Das Gedicht lebt offensichtlich von den Gegensätzen "fassen" und "fassungslos".
Meines Erachtens ist es genau so gut, wie es ist. Je härter diese Gegensätze aufeinander prallen, desto mehr kommt der "normale" Gebrauch der Sprache an diesen Worten ins Bewußtsein. So zeigt das "fassungslos" nicht nur die reine Information (da ist jemand sehr verwundert), sondern auch die typische Reaktion in der Körpersprache, nämlich nicht gerade eine Kuschelstimmung. Als Fassungsloser will man eben nicht angefaßt werden.
Ich finde diese Situation hervorragend herausgearbeitet und kurz, knapp und präzise sprachlich dargestellt. Ein Mehr würde den Text nur verwässern.

Liebe Grüße
Thylda
 

DocSchneider

Foren-Redakteur
Teammitglied
Liebe Thylda, bin jetzt echt fassungslos ob dieser positiven Einschätzung!
;-)
Ich lasse den Text jetzt doch unverändert.... weil die Intention so viel härter rüberkommt.
 

Ralf Langer

Mitglied
Hallo doc,

gleich vorweg: ich bin ein großer freund von wortspielen, und erfreue mich an wendungen
in wörtern, die mir eine neue ebene des verstehens öffnen.

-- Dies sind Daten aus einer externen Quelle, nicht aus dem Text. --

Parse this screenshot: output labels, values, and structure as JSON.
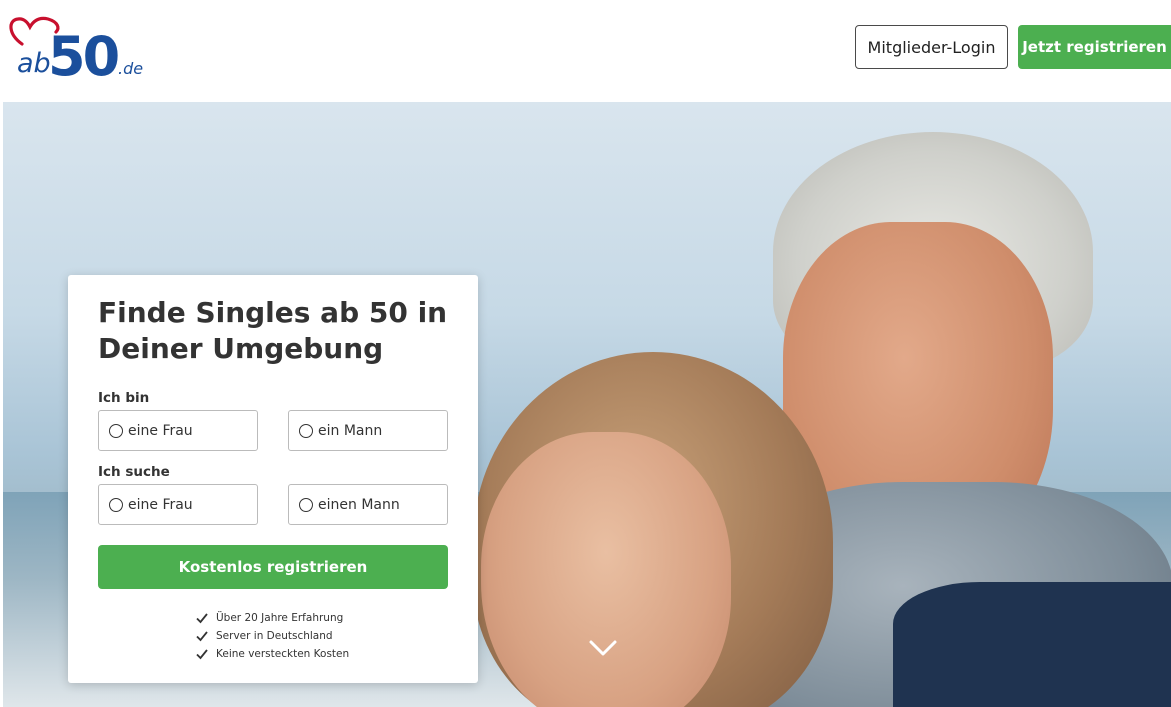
{
  "header": {
    "logo": {
      "prefix": "ab",
      "number": "50",
      "tld": ".de"
    },
    "login_label": "Mitglieder-Login",
    "register_label": "Jetzt registrieren"
  },
  "card": {
    "title": "Finde Singles ab 50 in Deiner Umgebung",
    "i_am": {
      "label": "Ich bin",
      "options": [
        "eine Frau",
        "ein Mann"
      ]
    },
    "looking_for": {
      "label": "Ich suche",
      "options": [
        "eine Frau",
        "einen Mann"
      ]
    },
    "submit_label": "Kostenlos registrieren",
    "features": [
      "Über 20 Jahre Erfahrung",
      "Server in Deutschland",
      "Keine versteckten Kosten"
    ]
  },
  "colors": {
    "brand_green": "#4caf50",
    "logo_blue": "#1b4f9c",
    "logo_red": "#c8102e"
  },
  "icons": [
    "heart-icon",
    "radio-icon",
    "check-icon",
    "chevron-down-icon"
  ]
}
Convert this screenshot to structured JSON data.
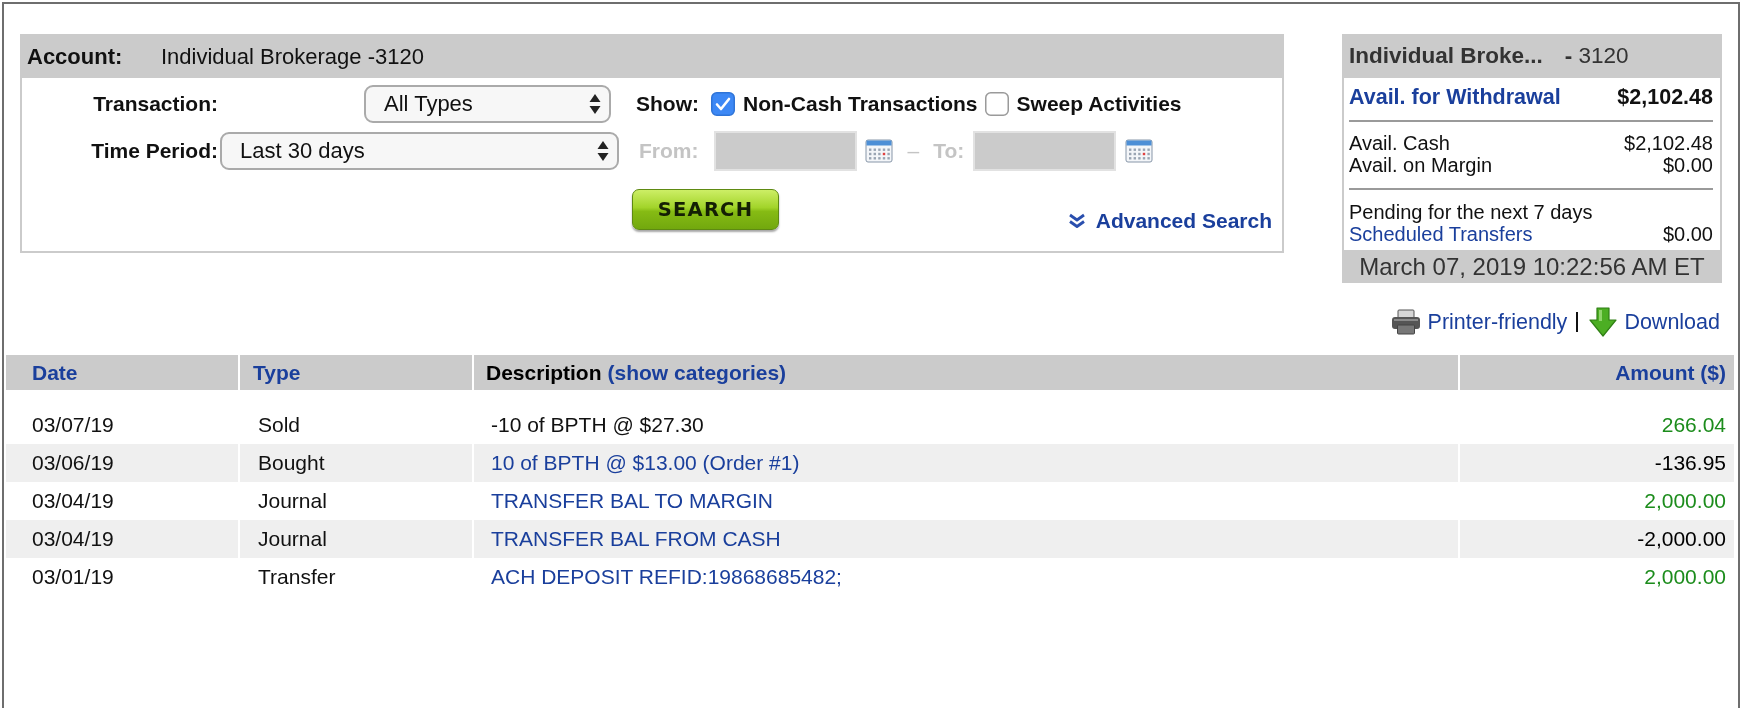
{
  "filters": {
    "account": {
      "label": "Account:",
      "value": "Individual Brokerage -3120"
    },
    "transaction": {
      "label": "Transaction:",
      "value": "All Types"
    },
    "show": {
      "label": "Show:",
      "options": [
        {
          "label": "Non-Cash Transactions",
          "checked": true
        },
        {
          "label": "Sweep Activities",
          "checked": false
        }
      ]
    },
    "time_period": {
      "label": "Time Period:",
      "value": "Last 30 days"
    },
    "date_range": {
      "disabled": true,
      "from_label": "From:",
      "separator": "–",
      "to_label": "To:"
    },
    "search_button": "SEARCH",
    "advanced_search": "Advanced Search"
  },
  "summary": {
    "title": "Individual Broke...",
    "number": "**-** 3120",
    "withdrawal": {
      "label": "Avail. for Withdrawal",
      "value": "$2,102.48"
    },
    "balances": [
      {
        "label": "Avail. Cash",
        "value": "$2,102.48"
      },
      {
        "label": "Avail. on Margin",
        "value": "$0.00"
      }
    ],
    "pending": {
      "label": "Pending for the next 7 days",
      "link": "Scheduled Transfers",
      "value": "$0.00"
    },
    "timestamp": "March 07, 2019 10:22:56 AM ET"
  },
  "links": [
    {
      "kind": "print",
      "label": "Printer-friendly"
    },
    {
      "kind": "download",
      "label": "Download"
    }
  ],
  "table": {
    "columns": [
      {
        "label": "Date",
        "sortable": true
      },
      {
        "label": "Type",
        "sortable": true
      },
      {
        "label": "Description",
        "sortable": false,
        "link": "(show categories)"
      },
      {
        "label": "Amount ($)",
        "sortable": true
      }
    ],
    "rows": [
      {
        "date": "03/07/19",
        "type": "Sold",
        "description": "-10 of BPTH @ $27.30",
        "description_link": false,
        "amount": "266.04",
        "color": "#1c8c1c"
      },
      {
        "date": "03/06/19",
        "type": "Bought",
        "description": "10 of BPTH @ $13.00 (Order #1)",
        "description_link": true,
        "amount": "-136.95",
        "color": "#000000"
      },
      {
        "date": "03/04/19",
        "type": "Journal",
        "description": "TRANSFER BAL TO MARGIN",
        "description_link": true,
        "amount": "2,000.00",
        "color": "#1c8c1c"
      },
      {
        "date": "03/04/19",
        "type": "Journal",
        "description": "TRANSFER BAL FROM CASH",
        "description_link": true,
        "amount": "-2,000.00",
        "color": "#000000"
      },
      {
        "date": "03/01/19",
        "type": "Transfer",
        "description": "ACH DEPOSIT REFID:19868685482;",
        "description_link": true,
        "amount": "2,000.00",
        "color": "#1c8c1c"
      }
    ]
  }
}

insofern mag ich dieses gedicht - und mag es gleichzeitig nicht.

diese zwittrigen zustand möchte ich erklären:
das Wort Fassung ist toll:

es ergeben sich viele anknüpfungspunkte auf einer selbstverständlichen ebene wie:

um fassung ringen
die fassung verlieren

das fass zum überlaufen bringen

fassungslos sein

weitere denkebenen ergeben sich

durch das verb „ fassen“ das substantiv „ fass“
dann hin zu „gefäß“
hier liegt eine sprachlich etymologische beziehung zwischen „fass und fessel“
die ich sehr interessant finde

hinzu kommt die „fassung“ als werksgegegnstand z.b. bei einer glühbirne
also ein utensil das halt gibt

oder
verschiedene fassungen von kunstwerken etc

dann ergeben sich sprachlich interessante deutungen aus der lesart adjektivisch
„ etwas ist fassungslos“ und substantivisch „ das ist das fassungs-los“

so gesehen hätte ich gerne gesehen wenn du mit diesem stück mehr „ angefasst“ hättest
bzw. die fassung des stückes voluminiöser wäre.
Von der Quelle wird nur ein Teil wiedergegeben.